Written by Marlon Slack
BGM Cafe Racers’ Tonie Wishart is trying to redeem himself. Years ago his father brought a bike home, an old Kawasaki G4TR 100, which Tonie successfully pulled apart and unsuccessfully put back together. Now, years later and with a hell of a lot more experience under his belt, Tonie and the team from BGM have turned out this, a cracking 1979 Kawasaki Z400 street scrambler.
It’s even more impressive when you consider the donor bike they were working with. “I bought it off eBay for £500 back in 2014,” Tonie says, “It was a well used commuter bike with a few miles on the clock but it had great potential.”
When he talks about potential he’s referring to the initial plan for his new bike — a simple, low-budget shed-built project. But then things spiralled out of control when he met Den and Clive from BGM Cafe Racers.
BGM is a small workshop in the very English sounding Stratford-upon-Avon. And while the plan was to have the guys on hand to help solve any problems that might crop up during the build, over the next few months they got along so well they asked Tonie to join them at BGM.
It’d be a good team to be a part of, the shop producing customs of increasing quality and scope over the past few years. And they’ve got neat stuff in the works too, chiefly a tidy RD250 and mean CB750. But we’re getting ahead of ourselves here. Back to the Zee.
The Z400 was a happy little commuter produced by team green for ten years from the mid 1970’s. It’s certainly not a firebreather in the same vein as its bigger brother, but after some initial teething issues the lil’ Z400 found its place as a happy everyday commuter, running people to and from work with a minimum of fuss and modicum of style. That was until Tonie got his hands on it.
“The idea was to build a compact street scrambler with wide and low bars and with a flat track feel to it,” he says. Sounds easy enough, right? But tidying up a motorcycle with forty English winters behind it is no mean feat. So they went back to basics, removing the engine and stripping it down for vapour blasting. And while that was being worked on they started on the frame.
The frame was de-tabbed, stripped and the rear pillion footpegs trimmed and moved forward, in order to keep the back-end looking uncluttered.

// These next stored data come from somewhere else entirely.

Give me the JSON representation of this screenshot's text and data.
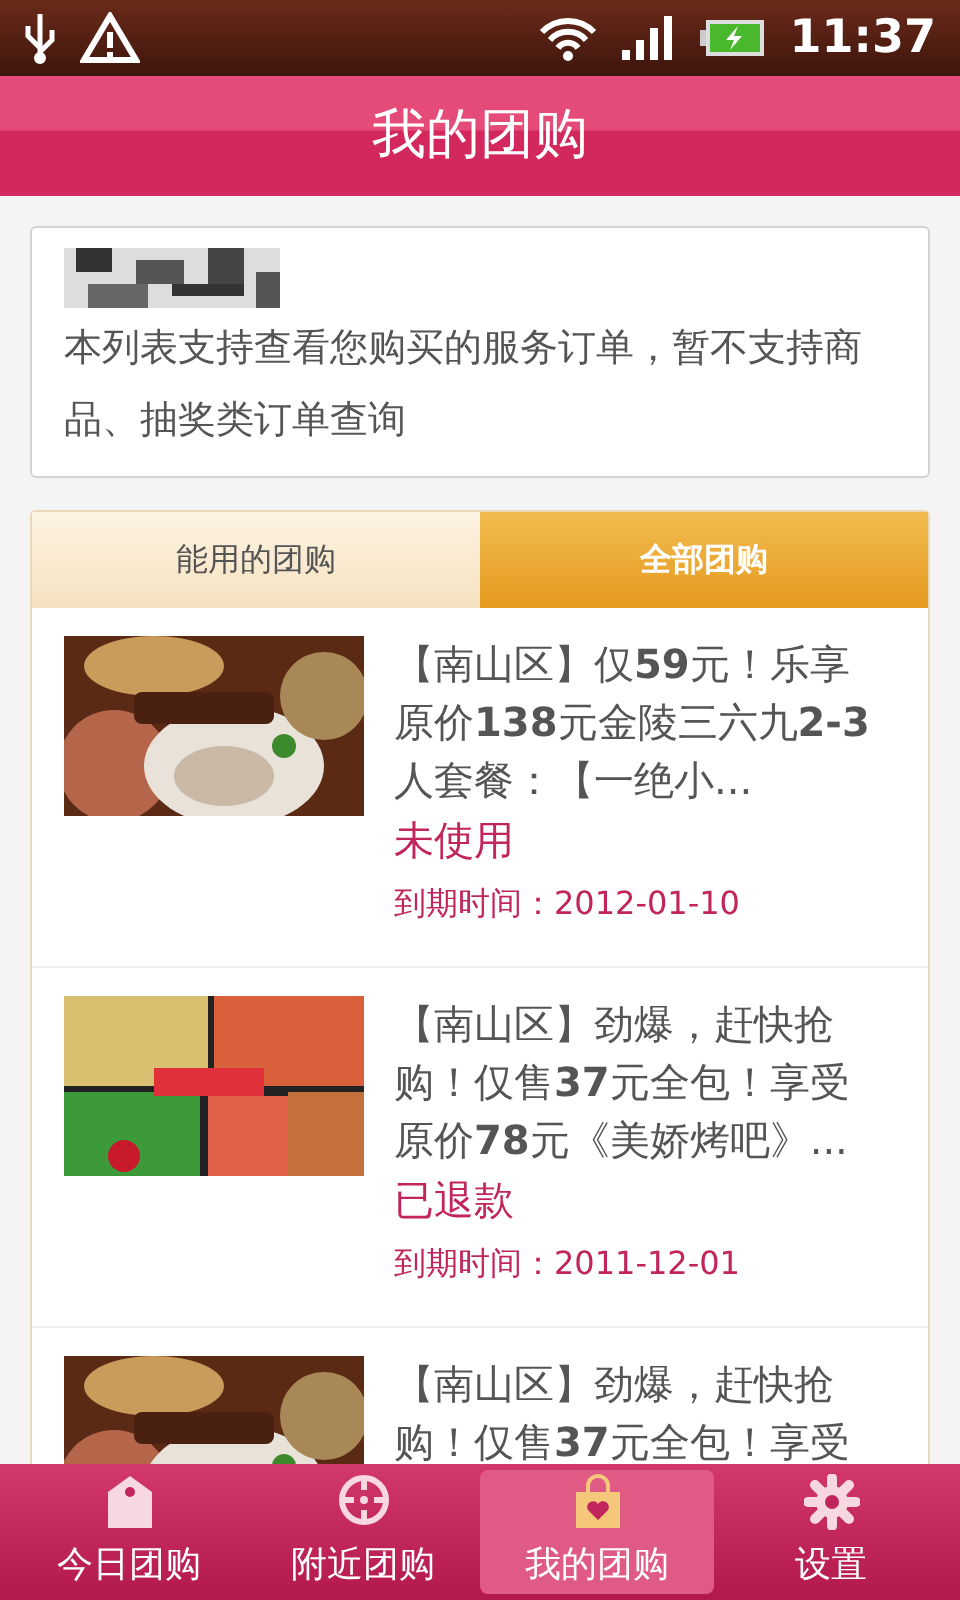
{
  "status_bar": {
    "time": "11:37"
  },
  "header": {
    "title": "我的团购"
  },
  "notice": {
    "text": "本列表支持查看您购买的服务订单，暂不支持商品、抽奖类订单查询"
  },
  "tabs": [
    {
      "label": "能用的团购",
      "selected": false
    },
    {
      "label": "全部团购",
      "selected": true
    }
  ],
  "deals": [
    {
      "title": "【南山区】仅**59**元！乐享原价**138**元金陵三六九**2-3**人套餐：【一绝小...",
      "status": "未使用",
      "expiry": "到期时间：2012-01-10"
    },
    {
      "title": "【南山区】劲爆，赶快抢购！仅售**37**元全包！享受原价**78**元《美娇烤吧》...",
      "status": "已退款",
      "expiry": "到期时间：2011-12-01"
    },
    {
      "title": "【南山区】劲爆，赶快抢购！仅售**37**元全包！享受"
    }
  ],
  "bottom_nav": [
    {
      "label": "今日团购",
      "selected": false
    },
    {
      "label": "附近团购",
      "selected": false
    },
    {
      "label": "我的团购",
      "selected": true
    },
    {
      "label": "设置",
      "selected": false
    }
  ]
}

A seat loop was installed with a slight upwards kick before the whole thing was sent in for powder coating.
With it all back together the engine was mounted, fitted with a suitably angry exhaust system and twin ramair-style filters. Keeping everything clean is a new set of switches that run through the bars, twin LED headlights and a new battery box. There’s also a neat front brake arrangement, now a Brembo caliper taken from a BMW.
The end result of all that work is tidy little street scrambler from BGM Cafe racers, one they’ve dubbed ‘Full Speed Ahead’ in honor of Tonie’s departed friend Geert Van Neste. ‘He was a good friend and an amazing character who believed in taking life at full speed,” Tonie says. Geert would be proud.